Wysmykal Farm is a small, certified organic market garden in Chapman Settlement on the Northumberland Strait. Charles Ryan and Jessy Wysmyk own and operate the farm growing and selling organic vegetables and fruit through a Community Shared Agriculture (CSA) program and, in season, at the Pugwash Farmers’ Market and the Sackville Farmers’ Market in New Brunswick. The farm has been certified organic since 2010.
The arrival of COVID-19 prompted them to expand their sales channels to continue reaching their customers. “We’ve had a CSA program for almost as long as we’ve had the farm, and we still have one,” Jessy says. “And then, with the pandemic in 2020, we started to offer online ordering and home delivery as well. We’re still doing that through the winter, and we make deliveries every Wednesday.”
Jessy Wysmyk and Charles Ryan with their two children on the farm.
With two young children to care for, Charles and Jessy divide their farm responsibilities and typically work on separate days. During the main growing season, Charles is often in the fields or a greenhouse on Monday, Wednesday morning and Thursday, overseeing production work. Tuesday and Friday are harvest days, when Jessy oversees the harvesting, washing and packing. Both of them are involved in deliveries and attending farmers markets.

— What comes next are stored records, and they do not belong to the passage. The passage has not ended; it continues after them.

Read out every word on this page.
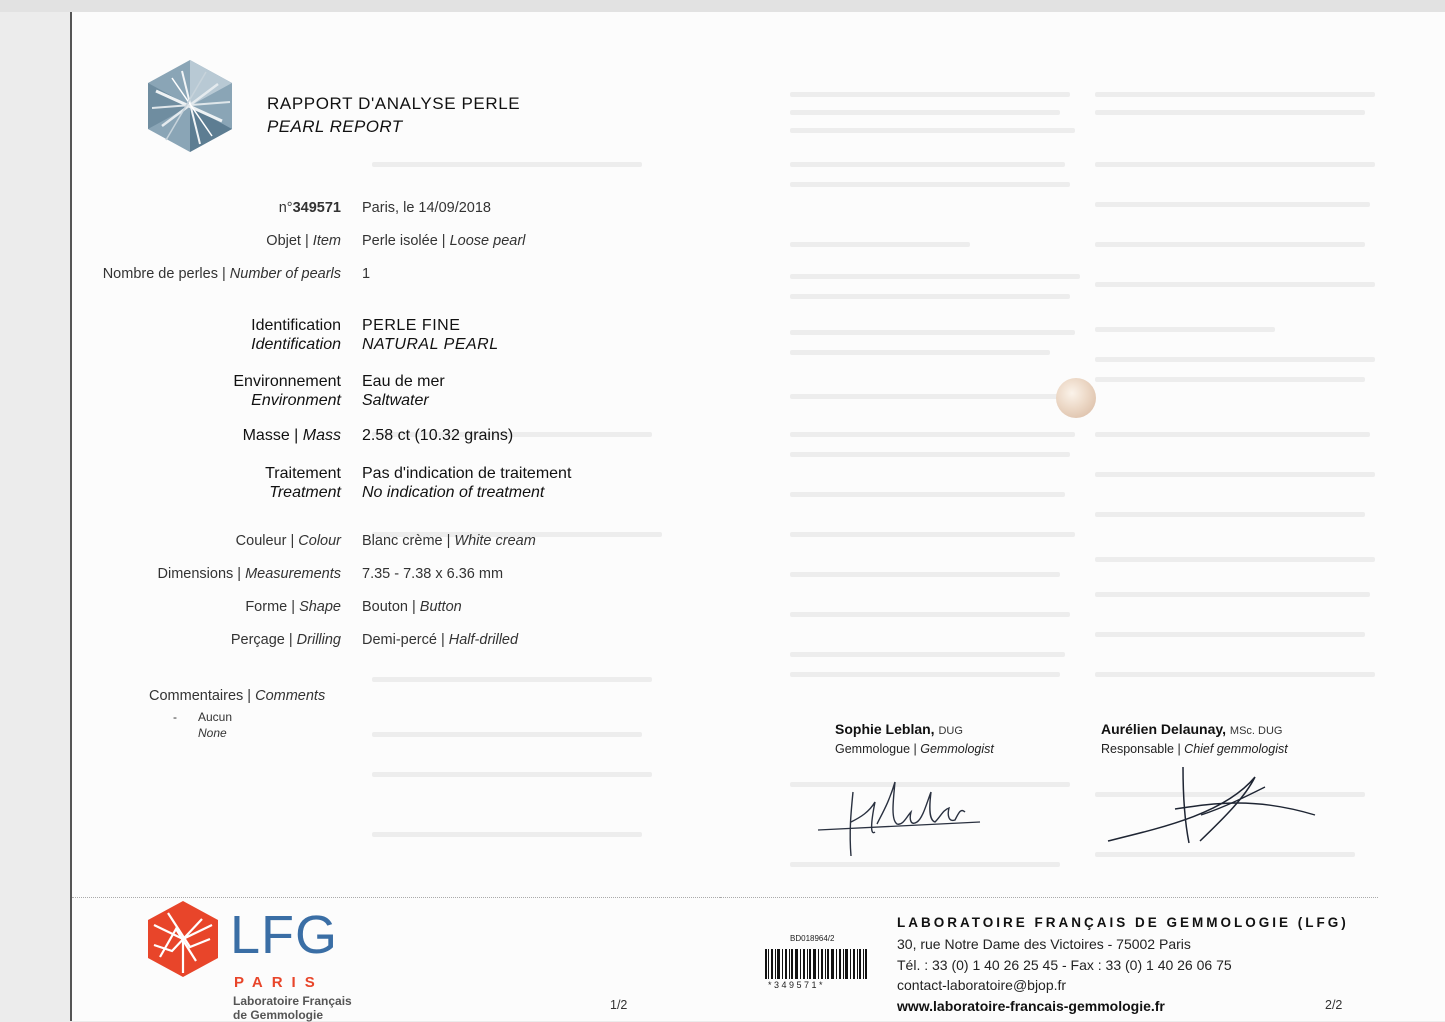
RAPPORT D'ANALYSE PERLE
PEARL REPORT
n°349571 Paris, le 14/09/2018
Objet | Item Perle isolée | Loose pearl
Nombre de perles | Number of pearls 1
Identification
Identification
PERLE FINE
NATURAL PEARL
Environnement
Environment
Eau de mer
Saltwater
Masse | Mass 2.58 ct (10.32 grains)
Traitement
Treatment
Pas d'indication de traitement
No indication of treatment
Couleur | Colour Blanc crème | White cream
Dimensions | Measurements 7.35 - 7.38 x 6.36 mm
Forme | Shape Bouton | Button
Perçage | Drilling Demi-percé | Half-drilled
Commentaires | Comments
- Aucun
None
LFG
PARIS
Laboratoire Français
de Gemmologie
1/2
Sophie Leblan, DUG
Gemmologue | Gemmologist
Aurélien Delaunay, MSc. DUG
Responsable | Chief gemmologist
BD018964/2
* 3 4 9 5 7 1 *
LABORATOIRE FRANÇAIS DE GEMMOLOGIE (LFG)
30, rue Notre Dame des Victoires - 75002 Paris
Tél. : 33 (0) 1 40 26 25 45 - Fax : 33 (0) 1 40 26 06 75
contact-laboratoire@bjop.fr
www.laboratoire-francais-gemmologie.fr	2/2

Charles’ background is in cooking, including a Cordon Bleu certificate. He also has a BA in English and Contemporary Studies from Kings University, a degree that, according to their website, “comes in handy when discussing metaphysics over 800 feet of carrot weeding.” He has served on the boards of the Organic Federation of Canada, ACORN, and the Cumberland Chapter of the Nova Scotia Federation of Agriculture (NSFA).
Jessy oversees much of the farm administration and is the harvest manager. She has a BSc in Marine Biology and Environmental Science from Dalhousie University. “Although I didn’t study farming, I was interested in ecology,” she says. “I became interested in organic foods before we started the farm, and that’s how I wanted to farm.” Jessy also serves on the boards of the Sackville Farmers Market and the Cumberland Chapter of the NSFA.
A loan from the Farm Loan Board helped buy a second large greenhouse for growing winter greens.
A loan from the Nova Scotia Farm Loan Board helped them buy a second large greenhouse – 30 by 100 feet – and expand what they could offer their customers year-round. “A couple of years ago we started growing spinach and other cold-hardy greens in one of our greenhouses through the winter,” Jessy says. “Winter greens are a big opportunity in our region; there’s a good demand and not many local producers. This greenhouse allowed us to increase our production to serve the market that was already there.”
Their experience with the Farm Loan Board was positive, she says. “They were willing to answer our questions and provide us with some options to consider. The loan officer was a nice person to deal with.”